Age 27, Great Britain
No. 8 seed
The 2012 Open and 2013 Wimbledon champ, Andy Murray is back on tour after back surgery last fall, has not won any of his 13 tournaments this year and said that he “needs to get back that winning mentality.” But his 2014 Grand Slam results aren’t too shabby: Two quarterfinals and a semifinal.
Age 29, France
No. 9 seed
Jo-Wilfried Tsonga’s best news was winning the Toronto tournament earlier this month with consecutive victories over Top 10 players Djokovic, Murray, Dimitrov and Federer.

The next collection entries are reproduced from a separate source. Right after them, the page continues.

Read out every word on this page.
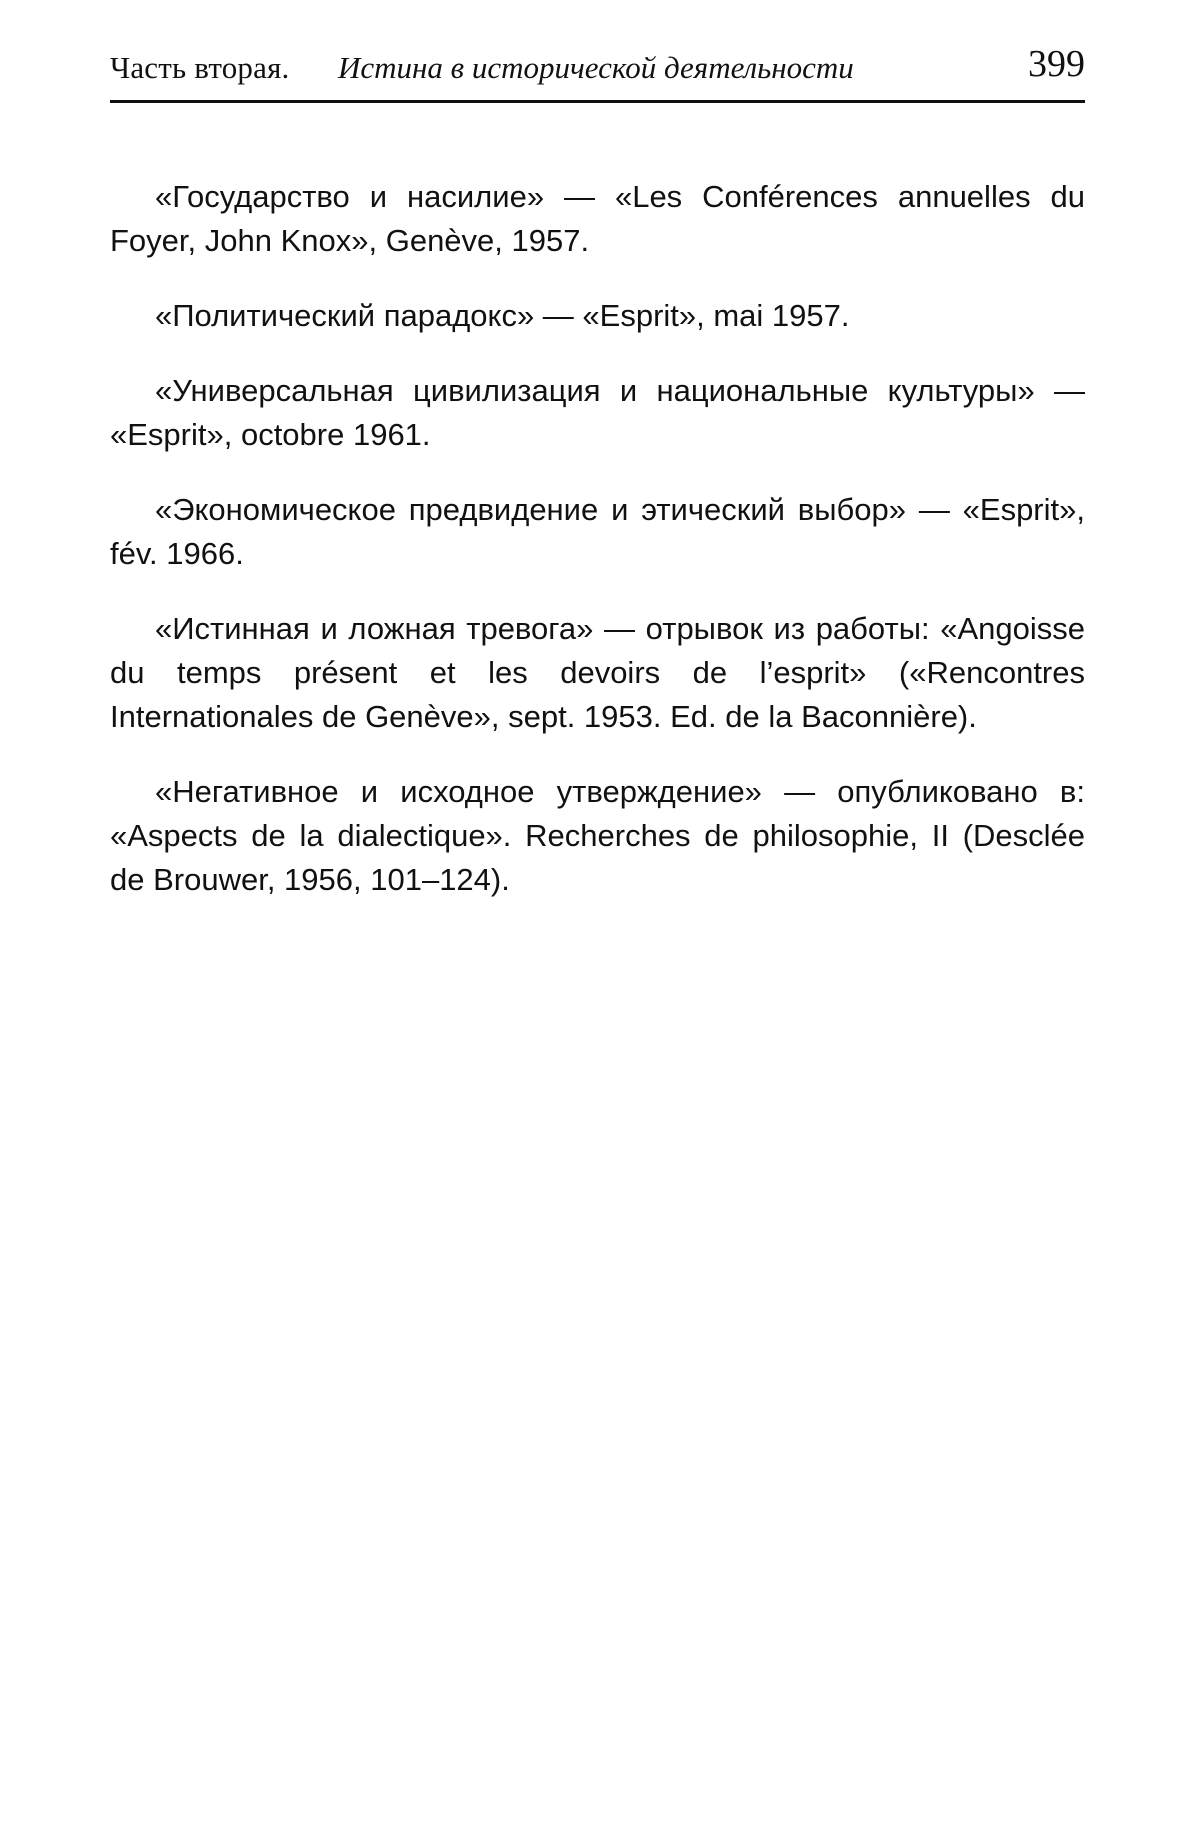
Часть вторая. Истина в исторической деятельности	399

«Государство и насилие» — «Les Conférences annuelles du Foyer, John Knox», Genève, 1957.

«Политический парадокс» — «Esprit», mai 1957.

«Универсальная цивилизация и национальные культуры» — «Esprit», octobre 1961.

«Экономическое предвидение и этический выбор» — «Esprit», fév. 1966.

«Истинная и ложная тревога» — отрывок из работы: «Angoisse du temps présent et les devoirs de l’esprit» («Rencontres Internationales de Genève», sept. 1953. Ed. de la Baconnière).

«Негативное и исходное утверждение» — опубликовано в: «Aspects de la dialectique». Recherches de philosophie, II (Desclée de Brouwer, 1956, 101–124).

Minus his six wins in Toronto, though, Tsonga has a fairly ordinary 24-14 match record this year.
Age 29, United States
No. 13 seed
John Isner Grand Slam high point remains an advance to the 2011 U.S. Open quarterfinals — if one doesn’t count that 2010 first-round Wimbledon match, which Isner won over France’s Nicolas Mahut, that took 11 hours and five minutes over three days, with a final score of 6–4, 3–6, 6–7 (7), 7–6 (3), 70–68.
Age 18, Rockville Centre
This is the amateur Noah Rubin’s first appearance in a Grand Slam main draw, via a wild card based on the national junior title he won at Kalamazoo, Michigan, earlier this month. John McEnroe, at whose Randalls Island academy Rubin trains, said Rubin is “learning what he can and can’t do.”